Un authentique amour du cinéma
Mais, à part quelques voix discordantes qui vont peut-être se multiplier au fil du temps, rien n’y fait : c’est le film qui est célébré et rien d’autre. Car Parasite marque un vrai retour du cinéma sur le devant de la scène. Et même si d’aucuns ont souligné, ici et là, l’évidente dimension sociale de la fable, nul besoin de béquille sociologique ou d’alibi pseudo-politique pour aimer le film de Bong dont l’aspect ludique n’exclut pas une certaine profondeur existentielle. Ce qu’on célèbre avec Parasite, c’est ni plus ni moins que le triomphe de la mise en scène. Et c’est vraiment une bonne nouvelle !
A ce parcours incroyable, il convient d’ajouter un post-scriptum assez inattendu : la sortie en salle d’une nouvelle version de Parasite. Pas un nouveau montage ou un director’s cut mais, tout simplement, la version en noir et blanc du film de Bong Joon-ho, voulue par le réalisateur qui avait, semble-t-il, opéré semblable métamorphose sur l’un de ses films précédents, Mother (2009). Alors, opportunisme qui surfe sur un succès mondial ?

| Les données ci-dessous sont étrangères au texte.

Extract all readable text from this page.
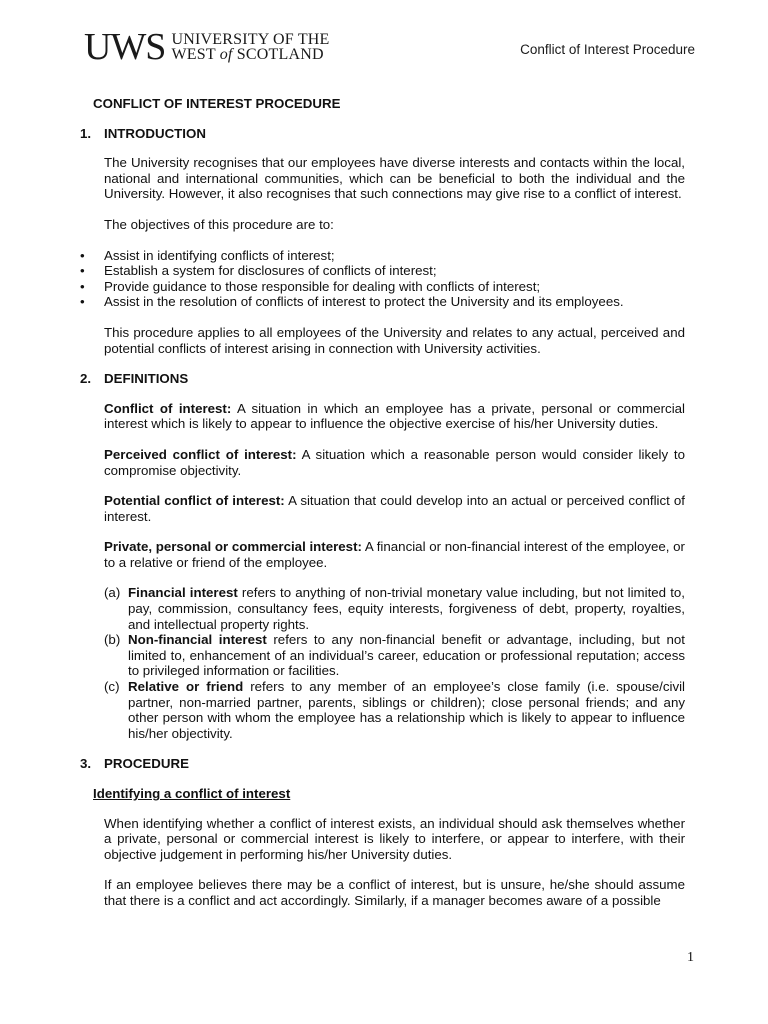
UWS UNIVERSITY OF THE
WEST of SCOTLAND	Conflict of Interest Procedure

CONFLICT OF INTEREST PROCEDURE

1. INTRODUCTION

The University recognises that our employees have diverse interests and contacts within the local, national and international communities, which can be beneficial to both the individual and the University. However, it also recognises that such connections may give rise to a conflict of interest.

The objectives of this procedure are to:

•	Assist in identifying conflicts of interest;
•	Establish a system for disclosures of conflicts of interest;
•	Provide guidance to those responsible for dealing with conflicts of interest;
•	Assist in the resolution of conflicts of interest to protect the University and its employees.

This procedure applies to all employees of the University and relates to any actual, perceived and potential conflicts of interest arising in connection with University activities.

2. DEFINITIONS

Conflict of interest: A situation in which an employee has a private, personal or commercial interest which is likely to appear to influence the objective exercise of his/her University duties.

Perceived conflict of interest: A situation which a reasonable person would consider likely to compromise objectivity.

Potential conflict of interest: A situation that could develop into an actual or perceived conflict of interest.

Private, personal or commercial interest: A financial or non-financial interest of the employee, or to a relative or friend of the employee.

(a) Financial interest refers to anything of non-trivial monetary value including, but not limited to, pay, commission, consultancy fees, equity interests, forgiveness of debt, property, royalties, and intellectual property rights.
(b) Non-financial interest refers to any non-financial benefit or advantage, including, but not limited to, enhancement of an individual’s career, education or professional reputation; access to privileged information or facilities.
(c) Relative or friend refers to any member of an employee’s close family (i.e. spouse/civil partner, non-married partner, parents, siblings or children); close personal friends; and any other person with whom the employee has a relationship which is likely to appear to influence his/her objectivity.
3. PROCEDURE

Identifying a conflict of interest

When identifying whether a conflict of interest exists, an individual should ask themselves whether a private, personal or commercial interest is likely to interfere, or appear to interfere, with their objective judgement in performing his/her University duties.

If an employee believes there may be a conflict of interest, but is unsure, he/she should assume that there is a conflict and act accordingly. Similarly, if a manager becomes aware of a possible

1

La dimension hallucinatoire, cauchemardesque et pratiquement fantastique apparaît plus clairement dans cette nouvelle version
Pas sûr, tant les choix de Bong Joon-ho semblent guidés par un authentique amour du cinéma. Cette version, même si son montage ne diffère aucunement de la version couleur, donne d’ailleurs matière à réflexion. En particulier sur la deuxième partie du film, dont la dimension hallucinatoire, cauchemardesque et pratiquement fantastique apparaît plus clairement dans cette nouvelle version.
Le noir et blanc métallique voulu par Bong rend forcément Parasite plus abstrait, moins réaliste. Il accentue sa dimension de conte et le met à distance de la réalité coréenne sans pour autant le faire basculer dans le maniérisme.
Le geek cinéphile qui sommeille en tout un chacun pourra désormais s’amuser à comparer les deux versions et choisir celle qu’il préfère. Quelle que soit celle que vous adopterez, sachez que vous contribuerez, de toute manière, à la célébration d’un culte d’un nouveau genre : l’effet Parasite ! Pour retrouver un phénomène de cette ampleur dans le cinéma mondial, il faudra sans doute attendre encore un peu.
Parasite – version noir et blanc de Bong Joon-ho, avec Song Kang-Ho, Woo-sik Choi, Park So-Dam (Cor. du S., 2020, 2h12)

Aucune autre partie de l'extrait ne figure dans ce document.